Kaldoja also had a prolific career as a narrator of audiobooks. The Estonian Library for the Blind has more than 180 audiobooks and articles in its collection read by Kaldoja.

In 2012, he was awarded the Radio Theatre Actor Award, given annually by Eesti Rahvusringhääling-Eesti Raadio to a notable actor for the best performance of the past season in an audio play and/or for fruitful work with artistic word on the radio.

Kaldoja became a member of the Estonian Theatre Association in 1969, and the Estonian Actors' Union in 1994.

==Personal life and death==
In 1965, Hans Kaldoja married dancer, choreographer, and pantomime artist Maret Kristal. The couple divorced in 1970. In 1977, he wed actress Rita Raave. They had a son, Indrek, in 1983. They divorced in 2004.

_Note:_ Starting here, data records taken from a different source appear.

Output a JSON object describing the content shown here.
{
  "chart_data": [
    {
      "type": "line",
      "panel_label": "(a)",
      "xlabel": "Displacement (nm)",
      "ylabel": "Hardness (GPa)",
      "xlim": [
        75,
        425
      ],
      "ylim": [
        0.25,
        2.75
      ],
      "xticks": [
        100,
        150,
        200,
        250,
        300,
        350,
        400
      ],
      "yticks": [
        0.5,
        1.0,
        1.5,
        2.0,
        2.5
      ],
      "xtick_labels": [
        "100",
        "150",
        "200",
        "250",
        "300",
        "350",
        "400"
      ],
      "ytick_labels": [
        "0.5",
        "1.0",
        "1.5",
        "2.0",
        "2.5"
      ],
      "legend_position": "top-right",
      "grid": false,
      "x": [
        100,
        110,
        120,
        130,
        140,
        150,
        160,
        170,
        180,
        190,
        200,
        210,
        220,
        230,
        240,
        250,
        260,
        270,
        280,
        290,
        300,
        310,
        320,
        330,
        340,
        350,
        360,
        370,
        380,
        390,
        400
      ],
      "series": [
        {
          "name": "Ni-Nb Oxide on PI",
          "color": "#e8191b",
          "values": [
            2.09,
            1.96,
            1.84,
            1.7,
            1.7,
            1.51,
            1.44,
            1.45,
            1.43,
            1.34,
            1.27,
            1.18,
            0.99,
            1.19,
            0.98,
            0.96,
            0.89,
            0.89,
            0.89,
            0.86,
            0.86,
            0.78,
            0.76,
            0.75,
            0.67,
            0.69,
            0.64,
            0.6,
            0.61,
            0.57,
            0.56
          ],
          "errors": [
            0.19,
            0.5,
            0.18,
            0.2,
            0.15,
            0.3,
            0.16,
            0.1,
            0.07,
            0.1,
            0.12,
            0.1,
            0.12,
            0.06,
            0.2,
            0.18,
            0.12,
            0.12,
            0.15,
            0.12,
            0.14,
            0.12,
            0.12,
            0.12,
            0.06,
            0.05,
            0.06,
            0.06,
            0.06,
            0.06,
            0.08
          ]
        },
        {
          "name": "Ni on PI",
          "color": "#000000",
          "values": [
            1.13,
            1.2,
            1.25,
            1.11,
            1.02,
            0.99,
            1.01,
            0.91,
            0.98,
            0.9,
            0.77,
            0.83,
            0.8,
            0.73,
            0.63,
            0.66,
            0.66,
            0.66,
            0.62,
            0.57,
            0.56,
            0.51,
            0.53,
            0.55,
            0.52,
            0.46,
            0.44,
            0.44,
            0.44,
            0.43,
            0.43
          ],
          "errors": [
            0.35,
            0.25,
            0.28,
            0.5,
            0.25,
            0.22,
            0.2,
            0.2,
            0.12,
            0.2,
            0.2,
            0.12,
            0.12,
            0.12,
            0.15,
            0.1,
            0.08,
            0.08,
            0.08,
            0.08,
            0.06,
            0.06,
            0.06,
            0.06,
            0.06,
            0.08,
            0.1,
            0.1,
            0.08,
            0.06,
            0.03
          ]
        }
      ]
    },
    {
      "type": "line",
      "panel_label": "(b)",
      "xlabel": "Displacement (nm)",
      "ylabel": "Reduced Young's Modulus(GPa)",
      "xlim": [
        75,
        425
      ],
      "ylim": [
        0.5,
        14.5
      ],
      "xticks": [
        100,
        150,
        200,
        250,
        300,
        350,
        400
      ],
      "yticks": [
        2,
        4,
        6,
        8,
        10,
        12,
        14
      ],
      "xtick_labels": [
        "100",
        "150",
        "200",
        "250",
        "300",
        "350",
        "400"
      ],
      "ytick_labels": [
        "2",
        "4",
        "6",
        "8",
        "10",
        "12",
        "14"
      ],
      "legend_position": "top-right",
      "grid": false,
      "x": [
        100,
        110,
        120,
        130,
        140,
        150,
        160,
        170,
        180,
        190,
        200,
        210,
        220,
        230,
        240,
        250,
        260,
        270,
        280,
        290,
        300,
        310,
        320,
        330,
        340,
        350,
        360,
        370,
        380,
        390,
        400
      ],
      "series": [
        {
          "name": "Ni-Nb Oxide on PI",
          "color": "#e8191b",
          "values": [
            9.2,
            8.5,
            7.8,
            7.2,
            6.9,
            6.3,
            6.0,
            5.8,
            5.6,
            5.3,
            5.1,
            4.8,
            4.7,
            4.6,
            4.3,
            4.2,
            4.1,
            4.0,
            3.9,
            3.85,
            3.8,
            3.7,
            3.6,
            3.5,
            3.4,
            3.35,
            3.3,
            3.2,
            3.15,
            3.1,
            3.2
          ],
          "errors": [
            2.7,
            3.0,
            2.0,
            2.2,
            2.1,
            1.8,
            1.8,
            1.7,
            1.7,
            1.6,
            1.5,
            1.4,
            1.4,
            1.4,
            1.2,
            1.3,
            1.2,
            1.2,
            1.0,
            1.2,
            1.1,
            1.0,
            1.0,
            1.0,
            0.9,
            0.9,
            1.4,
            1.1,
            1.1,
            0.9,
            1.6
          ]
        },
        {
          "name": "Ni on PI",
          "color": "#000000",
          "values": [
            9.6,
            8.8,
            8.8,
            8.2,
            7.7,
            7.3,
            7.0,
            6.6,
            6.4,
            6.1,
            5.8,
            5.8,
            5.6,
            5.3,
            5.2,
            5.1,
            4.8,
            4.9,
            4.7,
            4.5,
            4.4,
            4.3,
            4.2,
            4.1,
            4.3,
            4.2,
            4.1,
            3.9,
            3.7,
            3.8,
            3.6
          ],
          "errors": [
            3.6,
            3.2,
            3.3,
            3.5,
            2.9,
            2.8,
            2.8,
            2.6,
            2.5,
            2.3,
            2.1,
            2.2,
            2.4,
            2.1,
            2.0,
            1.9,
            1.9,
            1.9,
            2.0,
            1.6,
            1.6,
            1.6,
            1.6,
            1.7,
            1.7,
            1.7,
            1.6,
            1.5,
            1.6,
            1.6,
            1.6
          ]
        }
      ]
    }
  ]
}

Kaldoja was interested in nature and travel. In 1974, he spent the summer in the Kamchatka Peninsula's Valley of Geysers in the Russian Far East, with close friend, actor and theatre director Raivo Trass. The two had become friends when they shared a dressing room at the Estonian Drama Theatre in 1968. The following year, they trekked across the Pamir Mountains.

Hans Kaldoja died in Tallinn, aged 75, following a brief illness. His funeral was held on 9 December 2017 in Pärnamäe. He was cremated.